Tu connais Nekfeu depuis longtemps donc la réunion semblait évidente. Mais est-ce que ça te blesse quand on dit qu’il est bankable ou que tu l’as appelé pour cette raison ?

J’ai expliqué à plusieurs reprises comment on s’est rencontré et quand tu parcours un peu les interviews de 1995, tu découvres qu’on est liés. Après, on peut dire ce qu’on veut de moi, c’est pas grave. Le plus important, c’est que ma musique nécessite un éclairage. Et si ce sont mes filleuls qui me parrainent et me permettent d’aller plus haut, je les en remercie énormément.

Au sein de La Cliqua, c’est souvent toi qui faisait le lien entre certains membres. Sur cet album, tu rassembles d’un côté Oxmo et de l’autre Nekfeu. Est-ce qu’involontairement, ce personnage du taximan qui réunit des gens d’univers différents dans un même lieu, ce ne serait pas le reflet de ta personnalité ?

Je pense que globalement, je suis quelqu’un qui fait des ponts entre les gens. J’avais aussi besoin de faire un pont entre ceux qui écoutent du rap et ceux qui n’en écoutent pas. En fait, j’avais besoin de montrer à quel point le rap est riche. Puis ça me permet de faire un pont entre plein de choses. Et en même temps, tous les personnages qui sont sur la banquette arrière, c’est un peu de moi. C’est vrai.

Tu travailles aussi au conservatoire, tu enseignes, tu orientes. Il y a donc un côté médiateur qui confirme cette idée-là.

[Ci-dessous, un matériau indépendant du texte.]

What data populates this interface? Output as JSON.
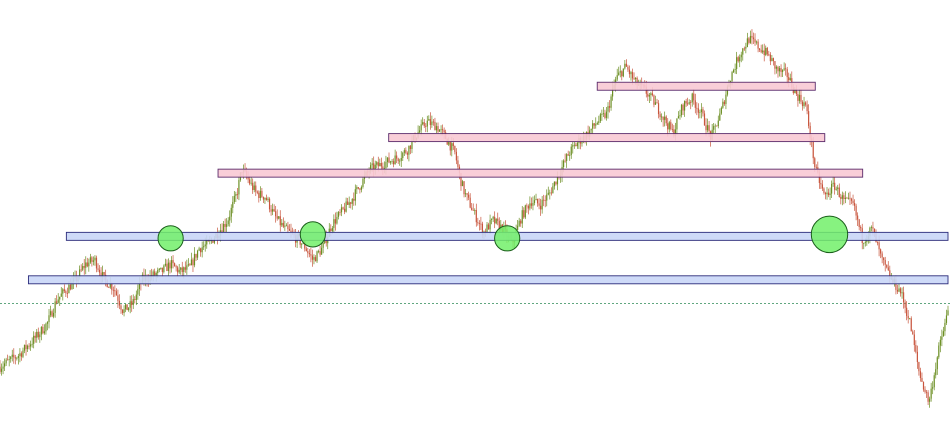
{
  "chart_data": {
    "type": "candlestick",
    "title": "",
    "xlabel": "",
    "ylabel": "",
    "grid": false,
    "legend": "none",
    "xlim": [
      0,
      100
    ],
    "ylim": [
      0,
      100
    ],
    "price_path": [
      [
        0,
        14
      ],
      [
        2,
        17
      ],
      [
        4,
        22
      ],
      [
        5,
        25
      ],
      [
        6,
        31
      ],
      [
        8,
        36
      ],
      [
        9,
        40
      ],
      [
        10,
        41
      ],
      [
        11,
        36
      ],
      [
        12,
        34
      ],
      [
        13,
        28
      ],
      [
        14,
        30
      ],
      [
        15,
        36
      ],
      [
        16,
        37
      ],
      [
        17,
        38
      ],
      [
        18,
        40
      ],
      [
        19,
        38
      ],
      [
        20,
        39
      ],
      [
        21,
        44
      ],
      [
        22,
        45
      ],
      [
        23,
        48
      ],
      [
        24,
        51
      ],
      [
        25,
        58
      ],
      [
        25.5,
        64
      ],
      [
        26,
        62
      ],
      [
        27,
        58
      ],
      [
        28,
        57
      ],
      [
        29,
        52
      ],
      [
        30,
        49
      ],
      [
        31,
        47
      ],
      [
        32,
        45
      ],
      [
        33,
        41
      ],
      [
        34,
        44
      ],
      [
        35,
        50
      ],
      [
        36,
        53
      ],
      [
        37,
        56
      ],
      [
        38,
        60
      ],
      [
        39,
        64
      ],
      [
        40,
        65
      ],
      [
        41,
        66
      ],
      [
        42,
        67
      ],
      [
        43,
        69
      ],
      [
        44,
        73
      ],
      [
        45,
        76
      ],
      [
        46,
        75
      ],
      [
        47,
        72
      ],
      [
        48,
        68
      ],
      [
        48.5,
        62
      ],
      [
        49,
        58
      ],
      [
        50,
        53
      ],
      [
        51,
        48
      ],
      [
        52,
        51
      ],
      [
        53,
        49
      ],
      [
        54,
        45
      ],
      [
        55,
        52
      ],
      [
        56,
        56
      ],
      [
        57,
        55
      ],
      [
        58,
        58
      ],
      [
        59,
        63
      ],
      [
        60,
        68
      ],
      [
        61,
        71
      ],
      [
        62,
        73
      ],
      [
        63,
        76
      ],
      [
        64,
        78
      ],
      [
        65,
        87
      ],
      [
        66,
        90
      ],
      [
        67,
        86
      ],
      [
        68,
        84
      ],
      [
        69,
        81
      ],
      [
        70,
        77
      ],
      [
        71,
        73
      ],
      [
        72,
        80
      ],
      [
        73,
        82
      ],
      [
        74,
        78
      ],
      [
        75,
        72
      ],
      [
        76,
        78
      ],
      [
        77,
        87
      ],
      [
        78,
        93
      ],
      [
        79,
        97
      ],
      [
        80,
        95
      ],
      [
        81,
        93
      ],
      [
        82,
        89
      ],
      [
        83,
        88
      ],
      [
        84,
        83
      ],
      [
        85,
        80
      ],
      [
        85.5,
        72
      ],
      [
        86,
        64
      ],
      [
        87,
        57
      ],
      [
        88,
        60
      ],
      [
        89,
        56
      ],
      [
        90,
        55
      ],
      [
        91,
        46
      ],
      [
        92,
        49
      ],
      [
        93,
        41
      ],
      [
        94,
        36
      ],
      [
        95,
        33
      ],
      [
        96,
        25
      ],
      [
        97,
        12
      ],
      [
        98,
        5
      ],
      [
        99,
        18
      ],
      [
        100,
        28
      ]
    ],
    "support_zones": [
      {
        "x0": 7,
        "x1": 100,
        "y": 47
      },
      {
        "x0": 3,
        "x1": 100,
        "y": 36
      }
    ],
    "resistance_zones": [
      {
        "x0": 63,
        "x1": 86,
        "y": 85
      },
      {
        "x0": 41,
        "x1": 87,
        "y": 72
      },
      {
        "x0": 23,
        "x1": 91,
        "y": 63
      }
    ],
    "touch_points": [
      {
        "x": 18,
        "y": 46.5,
        "size": 0.9
      },
      {
        "x": 33,
        "y": 47.5,
        "size": 0.9
      },
      {
        "x": 53.5,
        "y": 46.5,
        "size": 0.9
      },
      {
        "x": 87.5,
        "y": 47.5,
        "size": 1.3
      }
    ],
    "last_price_line": 30
  },
  "colors": {
    "up": "#6b8e23",
    "down": "#c8553d",
    "support_fill": "#c9d6f7",
    "support_stroke": "#2b2b7a",
    "resistance_fill": "#f8c9d4",
    "resistance_stroke": "#5b2b6b",
    "touch_fill": "#72f06a",
    "touch_stroke": "#1a5e1a",
    "price_line": "#2e8b57"
  }
}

J’aime bien l’idée de transmission qui permet de faire le lien entre les gens. Je suis dans la bienveillance mais je ne suis pas non plus dans l’hypernaïveté. Je suis quand même issu du rap hardcore, mais ce n’est pas ce qui m’intéresse le plus aujourd’hui car notre époque nécessite autre chose.

C’est à dire ?

Notre époque nécessite de recréer des relations entre les générations. On ne peut pas systématiquement tuer le père. C’est important de construire ensemble et de dire : « Je suis indé, j’ai besoin des autres pour réussir ». Donc je donne, j’échange, et grâce à ça, je progresse.

Kohndo, Rocca & Daddy Lord C alias La Cliqua

Tu parles d’échanger, de se rassembler. Mais dans quel but ? Que tout le monde tire dans le même sens ?

C’est déjà un objectif, de faire les choses ensemble. Je ne dis pas qu’on va y arriver, mais juste essayer. Essayer, ça s’appelle progresser. Après, chacun est libre. Mais moi, je me sens meilleur quand je partage.


Tu as dit une phrase très intéressante à Mehdi de l’Abcdr du Son. Je cite : « La vie t’emmène toujours aux bons endroits, il faut juste être un peu à l’écoute ». Tu penses donc que rien de ce qui nous arrive n’est dû au hasard ?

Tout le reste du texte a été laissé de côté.